Question

State Gauss’ Law in electrostatics. Using the law, derive an expression for the electric field due to a uniformly charged thin spherical shell at a point outside the shell.

Answer 1

Hint: Gauss’ Law in electrostatics relates the electric flux passing through a closed surface with the charge enclosed inside it. This law is very useful for deriving the electric field due to various charged bodies of different shapes. We can derive the electric field due to a uniformly thin charged spherical shell at a point outside it by drawing a closed Gaussian surface passing through this point.

Formula used:
$E\oint{dS=}\dfrac{{{Q}_{enclosed}}}{{{\varepsilon }_{0}}}$
$S=4\pi {{R}^{2}}$

Complete step-by-step solution -
Gauss’ law in electrostatics states that the electric flux passing through a closed surface is equal to the ratio of the charge enclosed by the surface to the permittivity of the medium.
Hence, mathematically,
$\phi =\dfrac{{{Q}_{enclosed}}}{\varepsilon }$ --(1)
where $\phi $ is the flux passing through a closed surface enclosing a charge ${{Q}_{enclosed}}$ and $\varepsilon $ is the permittivity of the medium. For vacuum (or air) $\varepsilon ={{\varepsilon }_{0}}$.
The flux $\phi $ through a closed surface can also be written as
$\phi =E\oint{dS}$ --(2)
Where $E$ is the electric field through the surface and $\oint{dS}$ is the total surface area of the closed surface.
Putting (2) in (1), we get,
$E\oint{dS=\dfrac{{{Q}_{enclosed}}}{\varepsilon }}$ --(3)
To derive the electric field due to a uniformly charged thin spherical shell at a point outside the shell, we will use Gauss’ Law. Hence, let us proceed to do that.
Let us take a uniformly charged thin spherical shell of radius $R$ having charge $Q$ uniformly spread on its outer surface.
We will draw a closed Gaussian surface in the form of a circle which is concentric with the spherical shell and has a radius $r$.

To get the electric field $E$ due to the uniformly charged spherical shell at a distance $r$ from its centre, we will apply Gauss’ law on the spherical Gaussian surface.
Hence, using (3), we get,
$E\oint{dS=\dfrac{{{Q}_{enclosed}}}{\varepsilon }}$ --(4)
Now, for a spherical surface of radius $r$, the surface area $S=\oint{dS}$ is given by
$S=\oint{dS=4\pi {{r}^{2}}}$ --(5)
Also, the charge enclosed in the Gaussian surface in this case is nothing but the total charge on the uniformly charged thin spherical shell. Therefore,
${{Q}_{enclosed}}=Q$ --(6)
Therefore, using (5) and (6) in (4), we get,
$E\times 4\pi {{r}^{2}}=\dfrac{Q}{\varepsilon }$
$\therefore E=\dfrac{1}{4\pi \varepsilon }\dfrac{Q}{{{r}^{2}}}$
Hence, we have derived the electric field at a point outside a uniformly charged thin spherical shell.

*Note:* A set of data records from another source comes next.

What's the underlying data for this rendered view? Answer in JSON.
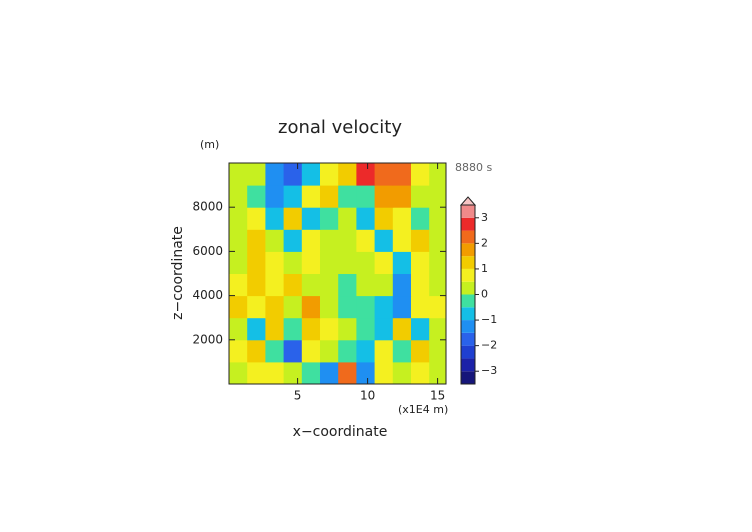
{
  "chart_data": {
    "type": "heatmap",
    "title": "zonal velocity",
    "y_unit": "(m)",
    "time_label": "8880 s",
    "xlabel": "x−coordinate",
    "ylabel": "z−coordinate",
    "x_unit": "(x1E4 m)",
    "xlim": [
      0.1,
      15.6
    ],
    "ylim": [
      0,
      10000
    ],
    "xticks": [
      5,
      10,
      15
    ],
    "yticks": [
      2000,
      4000,
      6000,
      8000
    ],
    "x": [
      0.75,
      2.05,
      3.35,
      4.65,
      5.95,
      7.25,
      8.55,
      9.85,
      11.15,
      12.45,
      13.75,
      15.05
    ],
    "y": [
      500,
      1500,
      2500,
      3500,
      4500,
      5500,
      6500,
      7500,
      8500,
      9500
    ],
    "z": [
      [
        0.3,
        0.5,
        0.8,
        0.3,
        -0.5,
        -1.5,
        2.0,
        -1.5,
        0.5,
        0.3,
        0.8,
        0.3
      ],
      [
        0.8,
        1.2,
        -0.5,
        -1.8,
        0.5,
        0.2,
        -0.3,
        -1.0,
        0.5,
        -0.5,
        1.2,
        0.3
      ],
      [
        0.3,
        -0.8,
        1.0,
        -0.5,
        1.2,
        0.5,
        0.0,
        -0.5,
        -1.0,
        1.0,
        -0.8,
        0.3
      ],
      [
        1.2,
        0.5,
        1.0,
        0.3,
        1.5,
        0.3,
        -0.2,
        -0.3,
        -1.0,
        -1.2,
        0.8,
        0.8
      ],
      [
        0.8,
        1.3,
        0.5,
        1.0,
        0.3,
        0.2,
        -0.2,
        0.2,
        0.3,
        -1.5,
        0.5,
        0.3
      ],
      [
        0.3,
        1.2,
        0.8,
        0.3,
        0.5,
        0.2,
        0.2,
        0.3,
        0.5,
        -1.0,
        0.8,
        0.3
      ],
      [
        0.3,
        1.0,
        0.2,
        -0.8,
        0.8,
        0.2,
        0.2,
        0.8,
        -0.8,
        0.5,
        1.0,
        0.3
      ],
      [
        0.3,
        0.8,
        -1.0,
        1.0,
        -0.8,
        -0.2,
        0.2,
        -0.8,
        1.2,
        0.5,
        -0.3,
        0.3
      ],
      [
        0.3,
        -0.3,
        -1.5,
        -0.8,
        0.5,
        1.0,
        -0.3,
        -0.5,
        1.5,
        1.8,
        0.3,
        0.3
      ],
      [
        0.3,
        0.2,
        -1.5,
        -1.8,
        -1.0,
        0.5,
        1.0,
        2.5,
        2.2,
        2.0,
        0.5,
        0.3
      ]
    ],
    "colorbar": {
      "levels": [
        -3.5,
        -3,
        -2.5,
        -2,
        -1.5,
        -1,
        -0.5,
        0,
        0.5,
        1,
        1.5,
        2,
        2.5,
        3,
        3.5
      ],
      "colors": [
        "#16167a",
        "#1c22a8",
        "#1f3fd0",
        "#2a62ea",
        "#1f8ff2",
        "#14bfe6",
        "#3fe0a0",
        "#c6f020",
        "#f4f020",
        "#f2cc00",
        "#f29c00",
        "#f06a1c",
        "#ec2a2a",
        "#f08a8a"
      ],
      "extend_color": "#f6c4c4",
      "ticks": [
        {
          "value": -3,
          "label": "−3"
        },
        {
          "value": -2,
          "label": "−2"
        },
        {
          "value": -1,
          "label": "−1"
        },
        0,
        1,
        2,
        3
      ]
    }
  }
}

Note: Students must remember that the electric field inside the uniformly charged thin spherical is zero. This is because if we draw a Gaussian surface inside the shell, there will be no charge enclosed inside it and hence, from Gauss’ law, the electric field inside it will also be zero. Hence, this also proves the fact that if a charge is given to a thin spherical shell, all of the charge will come out and spread uniformly on the outer surface of the shell.